Ensuite, si, comme il le prétend, le recourant avait indiqué au procureur, lors de son audition du 27 janvier 2025, qu’il était domicilié en France, qu’il souffrait d’un cancer et qu’il serait absent de Suisse durant toute la durée de son traitement, on ne comprend pas pourquoi il n’aurait pas demandé que ces éléments, qu’il estimait pourtant essentiels, soient mentionnés expressément au procès-verbal. A cet égard, il ne soutient pas qu’il n’aurait pas relu le procès-verbal – qu’il a d’ailleurs signé – ou qu’il ne l’aurait pas compris. Dans ces circonstances, on ne saurait retenir que le recourant aurait informé le Ministère public d’une absence prolongée de nature à compromettre la réception de l’ordonnance pénale.

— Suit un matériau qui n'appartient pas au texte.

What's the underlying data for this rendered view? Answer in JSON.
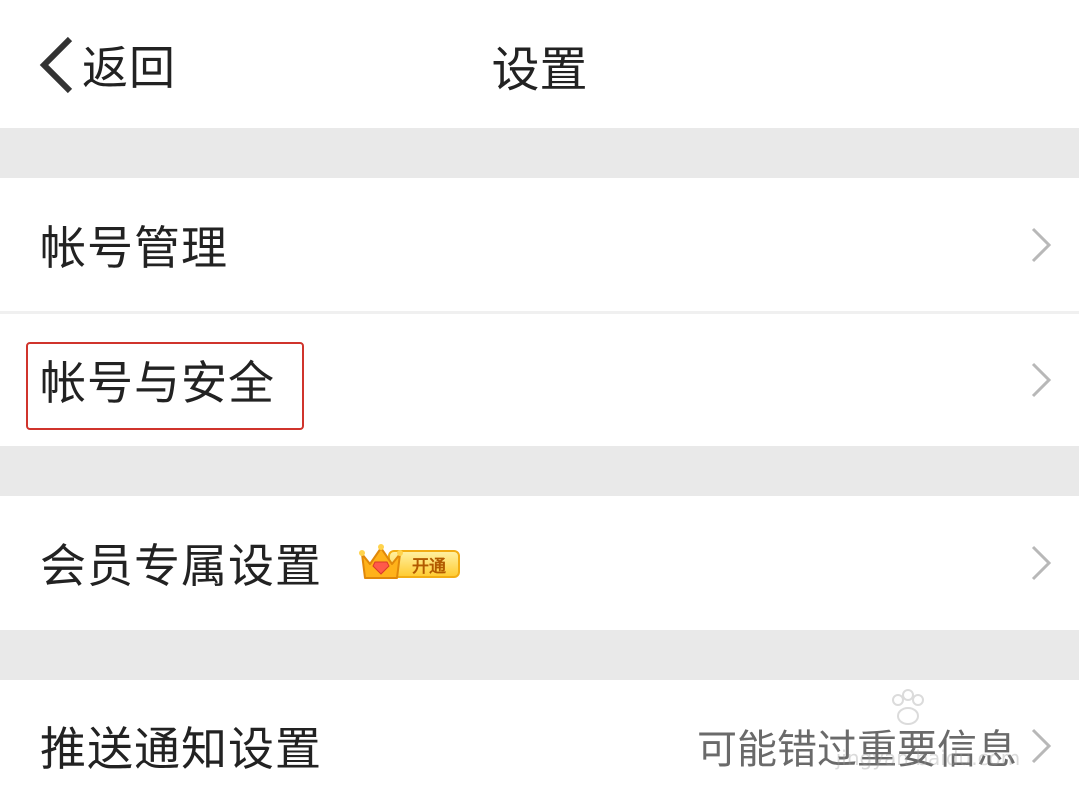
{
  "header": {
    "back_label": "返回",
    "title": "设置"
  },
  "rows": [
    {
      "label": "帐号管理"
    },
    {
      "label": "帐号与安全"
    },
    {
      "label": "会员专属设置",
      "badge": "开通"
    },
    {
      "label": "推送通知设置",
      "hint": "可能错过重要信息"
    }
  ],
  "watermark": {
    "text": "jingyan.baidu.com"
  },
  "colors": {
    "background": "#ffffff",
    "section_gap": "#e9e9e9",
    "text": "#222222",
    "hint_text": "#6a6a6a",
    "highlight_border": "#d0342c",
    "badge_fill": "#ffcc33"
  },
  "icons": {
    "back": "chevron-left-icon",
    "row_arrow": "chevron-right-icon",
    "vip": "crown-icon",
    "watermark": "paw-icon"
  }
}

En ce qui concerne les pièces produites à l’appui du recours, l’ « attestation d’hébergement » n’est pas suffisante pour établir une résidence exclusive et ininterrompue en France. Le recourant s’est du reste rendu à l’audience du procureur le 27 janvier 2025, ce qui démontre bien qu’il a pu prendre connaissance du mandat de comparution qui lui avait été envoyé à l’adresse de sa compagne, à [...]. Quant au « contrat de bail saisonnier », il est dénué de pertinence, puisqu’il couvrait la période du 15 décembre 2023 au 30 juin 2024 et était donc échu au moment de l’envoi de l’ordonnance pénale. Quoi qu’il en soit, aucune de ces pièces ne remplace un certificat médical en bonne et due forme faisant état d’une incapacité de se déplacer en Suisse pendant la période concernée. On peut d’ailleurs s’étonner que le recourant n’ait pas produit un tel document et qu’il se soit limité à verser au dossier de simples convocations à des examens médicaux ponctuels, qui ne permettent aucunement de conclure à une quelconque incapacité.

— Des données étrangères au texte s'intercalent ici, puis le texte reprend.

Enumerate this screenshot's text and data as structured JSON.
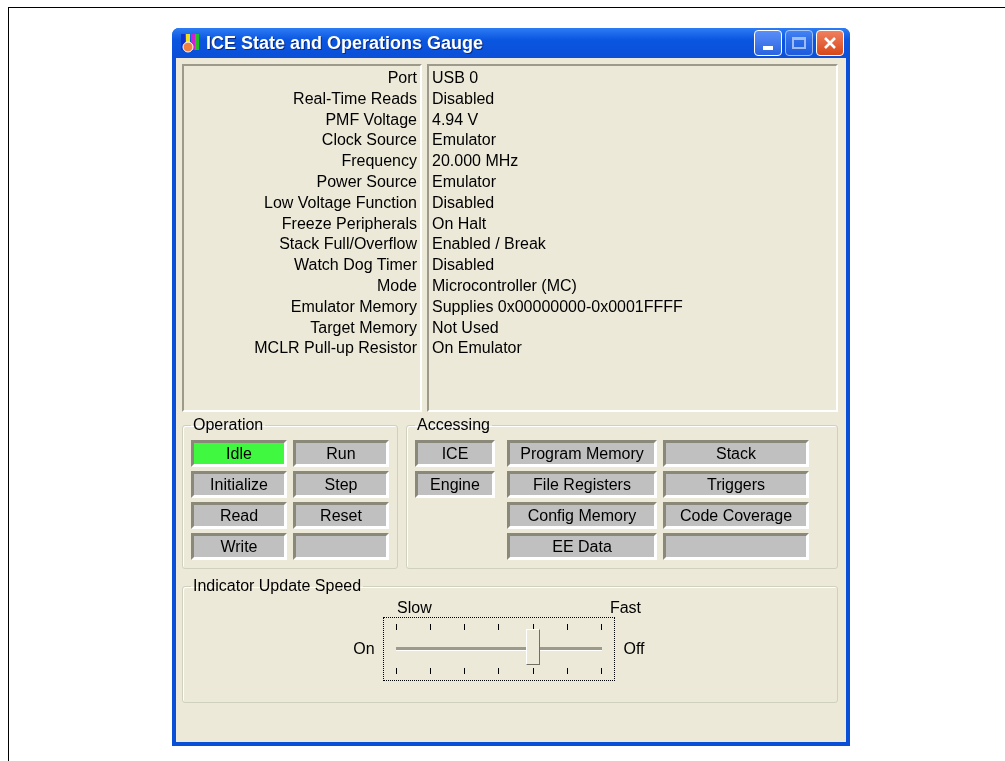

Partant, les conditions posées à l’art. 94 CPP ne sont manifestement pas remplies, de sorte que c’est à bon droit que le Ministère public a rejeté la demande de restitution de délai.

En définitive, le recours, manifestement mal fondé, doit être rejeté dans la mesure où il est recevable, sans échange d’écritures (art. 390 al. 2 CPP), et l’ordonnance entreprise confirmée.

Vu le sort du recours, les frais de la procédure, constitués en l’espèce de l’émolument d'arrêt, par 1’210 fr. (art. 20 al. 1 TFIP [tarif des frais de procédure et indemnités en matière pénale du 28 septembre 2010 ; BLV 312.03.1]) seront mis à la charge du recourant, qui succombe (art. 428 al. 1 CPP).

Par ces motifs, la Chambre des recours pénale prononce :

I. Le recours est rejeté dans la mesure où il est recevable.

II. L’ordonnance du 8 mai 2025 est confirmée.

III. Les frais d’arrêt, par 1’210 fr. (mille deux cent dix francs), sont mis à la charge de M.________.

IV. L’arrêt est exécutoire.

Le président : Le greffier :

Du

Le présent arrêt, dont la rédaction a été approuvée à huis clos, est notifié, par l'envoi d'une copie complète, à :

Me Pascal Rytz, avocat (pour M.________),

M. S.________,

Ministère public central,

et communiqué à : ‑ Ministère public de l’arrondissement de La Côte,

par l’envoi de photocopies.

Le présent arrêt peut faire l'objet d'un recours en matière pénale devant le Tribunal fédéral au sens des art. 78 ss LTF (loi du 17 juin 2005 sur le Tribunal fédéral ; RS 173.110). Ce recours doit être déposé devant le Tribunal fédéral dans les trente jours qui suivent la notification de l'expédition complète (art. 100 al. 1 LTF).